Fica absolutamente perplexo, perdido, quando a mulher, que jamais havia pensado em direitos femininos, em nada disso, transforma-se de repente em uma líder da luta pelo direito do voto das mulheres, pelo direito de trabalhar fora sem o consentimento do marido, pelo sagrado direito a ter orgasmo, diacho, porque tudo anda junto, e a vida vem em ondas como o mar, repito.
Hans sofre com toda aquela mudança inesperada. Mudança sempre causa estremecimento, atropelo, algum sofrimento. Mas os ventos da mudança não transformam Hans em um machista mais machista que antes. Ele não reage com fogo contra o fogo – ao contrário do que ocorre com muita gente.
Ao contrário.
Petra Biondina Volpe teve a sabedoria de mostrar que a luta pelos direitos das mulheres não significa guerra mulheres versus homens. Que garantir os direitos das mulheres não significa diminuir os direitos dos homens.
Mais ainda, muito mais: não deve haver uma luta homens x mulheres, mulheres x homens.
Não é por aí.
O certo é homens e mulheres juntos versus a opressão de um dos gêneros.
O certo é homens e mulheres iguais – em relação a direitos, deveres, tudo.
O certo é homens e mulheres gozarem juntos o prazer de serem iguais.
Aaaaannnh… Mulheres, homens, gays, lésbicas, trans, o cacete a quatro. Todos os tipos de gemte, a opção que for, que isso é o que menos importa: o que importa é que sejamos todos iguais nesta noite, como manda a canção do Ivan.
Essa moça Petra Biondina Volpe encerra seu filme com uma bela elegia ao prazer.

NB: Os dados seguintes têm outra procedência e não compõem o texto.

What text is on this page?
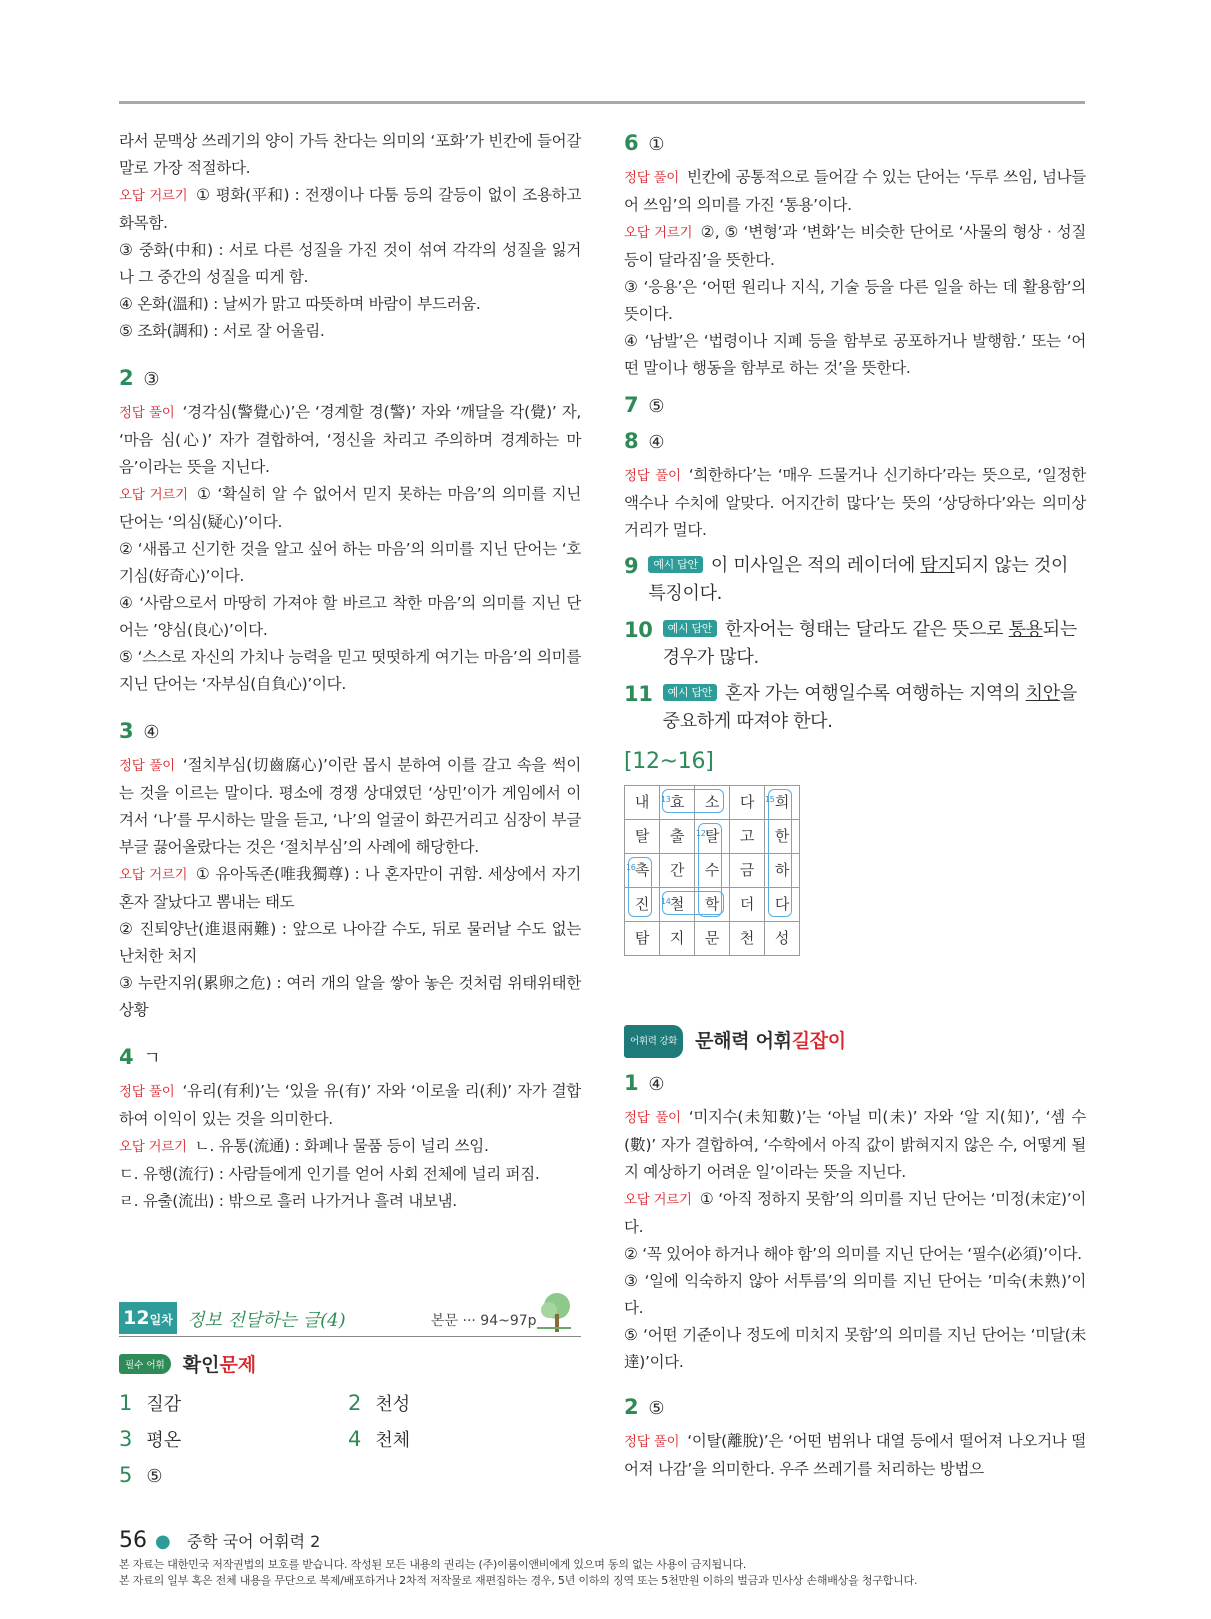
라서 문맥상 쓰레기의 양이 가득 찬다는 의미의 ‘포화’가 빈칸에 들어갈 말로 가장 적절하다.

오답 거르기 ① 평화(平和) : 전쟁이나 다툼 등의 갈등이 없이 조용하고 화목함.

③ 중화(中和) : 서로 다른 성질을 가진 것이 섞여 각각의 성질을 잃거나 그 중간의 성질을 띠게 함.

④ 온화(溫和) : 날씨가 맑고 따뜻하며 바람이 부드러움.

⑤ 조화(調和) : 서로 잘 어울림.

2 ③

정답 풀이 ‘경각심(警覺心)’은 ‘경계할 경(警)’ 자와 ‘깨달을 각(覺)’ 자, ‘마음 심(心)’ 자가 결합하여, ‘정신을 차리고 주의하며 경계하는 마음’이라는 뜻을 지닌다.

오답 거르기 ① ‘확실히 알 수 없어서 믿지 못하는 마음’의 의미를 지닌 단어는 ‘의심(疑心)’이다.

② ‘새롭고 신기한 것을 알고 싶어 하는 마음’의 의미를 지닌 단어는 ‘호기심(好奇心)’이다.

④ ‘사람으로서 마땅히 가져야 할 바르고 착한 마음’의 의미를 지닌 단어는 ’양심(良心)’이다.

⑤ ‘스스로 자신의 가치나 능력을 믿고 떳떳하게 여기는 마음’의 의미를 지닌 단어는 ‘자부심(自負心)’이다.

3 ④

정답 풀이 ‘절치부심(切齒腐心)’이란 몹시 분하여 이를 갈고 속을 썩이는 것을 이르는 말이다. 평소에 경쟁 상대였던 ‘상민’이가 게임에서 이겨서 ‘나’를 무시하는 말을 듣고, ‘나’의 얼굴이 화끈거리고 심장이 부글부글 끓어올랐다는 것은 ‘절치부심’의 사례에 해당한다.

오답 거르기 ① 유아독존(唯我獨尊) : 나 혼자만이 귀함. 세상에서 자기 혼자 잘났다고 뽐내는 태도

② 진퇴양난(進退兩難) : 앞으로 나아갈 수도, 뒤로 물러날 수도 없는 난처한 처지

③ 누란지위(累卵之危) : 여러 개의 알을 쌓아 놓은 것처럼 위태위태한 상황

4 ㄱ

정답 풀이 ‘유리(有利)’는 ‘있을 유(有)’ 자와 ‘이로울 리(利)’ 자가 결합하여 이익이 있는 것을 의미한다.

오답 거르기 ㄴ. 유통(流通) : 화폐나 물품 등이 널리 쓰임.

ㄷ. 유행(流行) : 사람들에게 인기를 얻어 사회 전체에 널리 퍼짐.

ㄹ. 유출(流出) : 밖으로 흘러 나가거나 흘려 내보냄.

12일차 정보 전달하는 글(4)	본문 ··· 94~97p
필수 어휘 확인 문제
1 질감	2 천성
3 평온	4 천체
5 ⑤
6 ①

정답 풀이 빈칸에 공통적으로 들어갈 수 있는 단어는 ‘두루 쓰임, 넘나들어 쓰임’의 의미를 가진 ‘통용’이다.

오답 거르기 ②, ⑤ ‘변형’과 ‘변화’는 비슷한 단어로 ‘사물의 형상 · 성질 등이 달라짐’을 뜻한다.

③ ‘응용’은 ‘어떤 원리나 지식, 기술 등을 다른 일을 하는 데 활용함’의 뜻이다.

④ ‘남발’은 ‘법령이나 지폐 등을 함부로 공포하거나 발행함.’ 또는 ‘어떤 말이나 행동을 함부로 하는 것’을 뜻한다.

7 ⑤
8 ④

정답 풀이 ‘희한하다’는 ‘매우 드물거나 신기하다’라는 뜻으로, ‘일정한 액수나 수치에 알맞다. 어지간히 많다’는 뜻의 ‘상당하다’와는 의미상 거리가 멀다.

9	예시 답안 이 미사일은 적의 레이더에 탐지되지 않는 것이 특징이다.
10	예시 답안 한자어는 형태는 달라도 같은 뜻으로 통용되는 경우가 많다.
11	예시 답안 혼자 가는 여행일수록 여행하는 지역의 치안을 중요하게 따져야 한다.
[12~16]
내	효	소	다	희
탈	출	탈	고	한
촉	간	수	금	하
진	철	학	더	다
탐	지	문	천	성
13	15
12
16
14
어휘력 강화 문해력 어휘 길잡이
1 ④

정답 풀이 ‘미지수(未知數)’는 ‘아닐 미(未)’ 자와 ‘알 지(知)’, ‘셈 수(數)’ 자가 결합하여, ‘수학에서 아직 값이 밝혀지지 않은 수, 어떻게 될지 예상하기 어려운 일’이라는 뜻을 지닌다.

오답 거르기 ① ‘아직 정하지 못함’의 의미를 지닌 단어는 ‘미정(未定)’이다.

② ‘꼭 있어야 하거나 해야 함’의 의미를 지닌 단어는 ‘필수(必須)’이다.

③ ‘일에 익숙하지 않아 서투름’의 의미를 지닌 단어는 ’미숙(未熟)’이다.

⑤ ‘어떤 기준이나 정도에 미치지 못함’의 의미를 지닌 단어는 ‘미달(未達)’이다.

2 ⑤

정답 풀이 ‘이탈(離脫)’은 ‘어떤 범위나 대열 등에서 떨어져 나오거나 떨어져 나감’을 의미한다. 우주 쓰레기를 처리하는 방법으

56 ● 중학 국어 어휘력 2
본 자료는 대한민국 저작권법의 보호를 받습니다. 작성된 모든 내용의 권리는 (주)이룸이앤비에게 있으며 동의 없는 사용이 금지됩니다.
본 자료의 일부 혹은 전체 내용을 무단으로 복제/배포하거나 2차적 저작물로 재편집하는 경우, 5년 이하의 징역 또는 5천만원 이하의 벌금과 민사상 손해배상을 청구합니다.
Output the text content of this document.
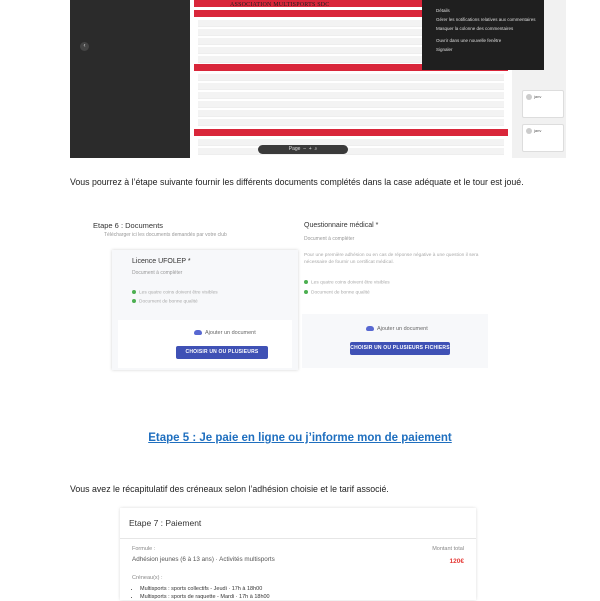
‹
ASSOCIATION MULTISPORTS SDC
Détails
Gérer les notifications relatives aux commentaires
Masquer la colonne des commentaires
Ouvrir dans une nouvelle fenêtre
Signaler
janv
janv
Page  –  +  ⌕

Vous pourrez à l’étape suivante fournir les différents documents complétés dans la case adéquate et le tour est joué.

Etape 6 : Documents
Télécharger ici les documents demandés par votre club
Licence UFOLEP *
Document à compléter
Les quatre coins doivent être visibles
Document de bonne qualité
Ajouter un document
CHOISIR UN OU PLUSIEURS FICHIERS
Questionnaire médical *
Document à compléter
Pour une première adhésion ou en cas de réponse négative à une question il sera nécessaire de fournir un certificat médical.
Les quatre coins doivent être visibles
Document de bonne qualité
Ajouter un document
CHOISIR UN OU PLUSIEURS FICHIERS
Etape 5 : Je paie en ligne ou j’informe mon de paiement

Vous avez le récapitulatif des créneaux selon l’adhésion choisie et le tarif associé.

Etape 7 : Paiement
Formule :
Adhésion jeunes (6 à 13 ans) · Activités multisports
Montant total
120€
Créneau(x) :
• Multisports : sports collectifs - Jeudi · 17h à 18h00
• Multisports : sports de raquette - Mardi · 17h à 18h00
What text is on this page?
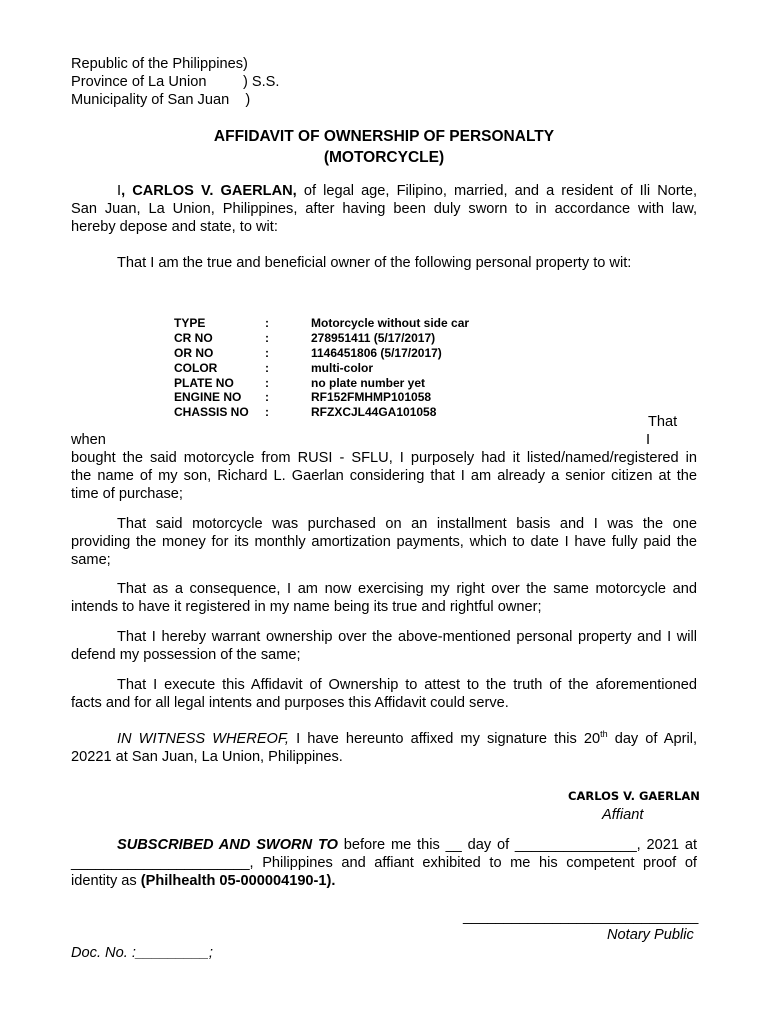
Republic of the Philippines)
Province of La Union         ) S.S.
Municipality of San Juan    )
AFFIDAVIT OF OWNERSHIP OF PERSONALTY
(MOTORCYCLE)
I, CARLOS V. GAERLAN, of legal age, Filipino, married, and a resident of Ili Norte,
San Juan, La Union, Philippines, after having been duly sworn to in accordance with law,
hereby depose and state, to wit:
That I am the true and beneficial owner of the following personal property to wit:
TYPE	:	Motorcycle without side car
CR NO	:	278951411 (5/17/2017)
OR NO	:	1146451806 (5/17/2017)
COLOR	:	multi-color
PLATE NO	:	no plate number yet
ENGINE NO	:	RF152FMHMP101058
CHASSIS NO	:	RFZXCJL44GA101058
That
when	I
bought the said motorcycle from RUSI - SFLU, I purposely had it listed/named/registered in
the name of my son, Richard L. Gaerlan considering that I am already a senior citizen at the
time of purchase;
That said motorcycle was purchased on an installment basis and I was the one
providing the money for its monthly amortization payments, which to date I have fully paid the
same;
That as a consequence, I am now exercising my right over the same motorcycle and
intends to have it registered in my name being its true and rightful owner;
That I hereby warrant ownership over the above-mentioned personal property and I will
defend my possession of the same;
That I execute this Affidavit of Ownership to attest to the truth of the aforementioned
facts and for all legal intents and purposes this Affidavit could serve.
IN WITNESS WHEREOF, I have hereunto affixed my signature this 20th day of April,
20221 at San Juan, La Union, Philippines.
CARLOS V. GAERLAN
Affiant
SUBSCRIBED AND SWORN TO before me this __ day of _______________, 2021 at
______________________, Philippines and affiant exhibited to me his competent proof of
identity as (Philhealth 05-000004190-1).
_____________________________
Notary Public
Doc. No. :_________;
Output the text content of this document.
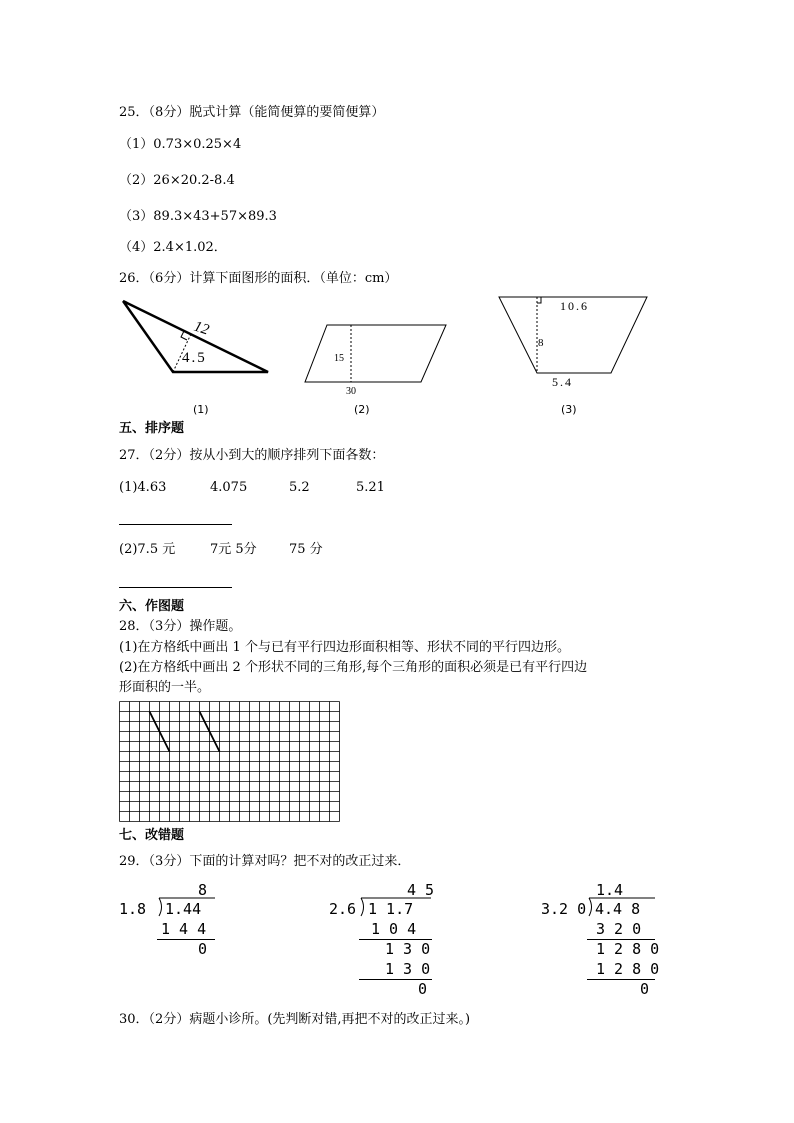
25．（8分）脱式计算（能简便算的要简便算）
（1）0.73×0.25×4
（2）26×20.2-8.4
（3）89.3×43+57×89.3
（4）2.4×1.02．
26．（6分）计算下面图形的面积．（单位：cm）
12
4.5
(1)
15
30
(2)
10.6
8
5.4
(3)
五、排序题
27．（2分）按从小到大的顺序排列下面各数：
(1)4.63	4.075	5.2	5.21
(2)7.5 元	7元 5分 75 分
六、作图题
28．（3分）操作题。
(1)在方格纸中画出 1 个与已有平行四边形面积相等、形状不同的平行四边形。
(2)在方格纸中画出 2 个形状不同的三角形,每个三角形的面积必须是已有平行四边
形面积的一半。
七、改错题
29．（3分）下面的计算对吗？把不对的改正过来．
8
1.8 1.44
1 4 4
0
4 5
2.6 1 1.7
1 0 4
1 3 0
1 3 0
0
1.4
3.2 0 4.4 8
3 2 0
1 2 8 0
1 2 8 0
0
30．（2分）病题小诊所。(先判断对错,再把不对的改正过来。)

O prazer de igual para igual, ah, esse é seguramente, certamente, muito mais prazeroso do que o prazer de um que manda e outro que obedece.
Que me perdoem os doidos.

Anotação em junho de 2018

Mulheres Divinas/Die Göttliche Ordnung
De Petra Volpe, Suíça, 2017
Com Marie Leuenberger (Nora)
e Maximilian Simonischek (Hans, o marido de Nora), Rachel Braunschweig (Theresa, a concunhada de Nora), Sibylle Brunner (Vroni, a amiga), Marta Zoffoli (Graziella, a nova amiga), Bettina Stucky (Magda, a filha de Vroni), Noe Krejcí (Max, filho de Nora), Finn Sutter (Luki, filho de Nora), Peter Freiburghaus (Gottfried, o pai de Hans e Werner), Therese Affolter (Dra. Charlotte Wipf), Ella Rumpf (Hanna, a filha de Theresa), Nicholas Ofczarek (Werner, o marido de Theresa), Sofia Helin (Eden), Elias Arens (Küde), Mirjam Zbinden (Trudi)
Argumento e roteiro Petra Volpe
Fotografia Judith Kaufmann
Música Annette Focks
Montagem
Hansjörg Weißbrich
Casting Corinna Glaus e Ruth Hirschfeld
Cor, 96 min (1h36)
Produção Zodiac Pictures.
***1/2
Título em inglês: The Divine Order. Em Portugal: A Ordem Divina. Na França: Les Conquérantes.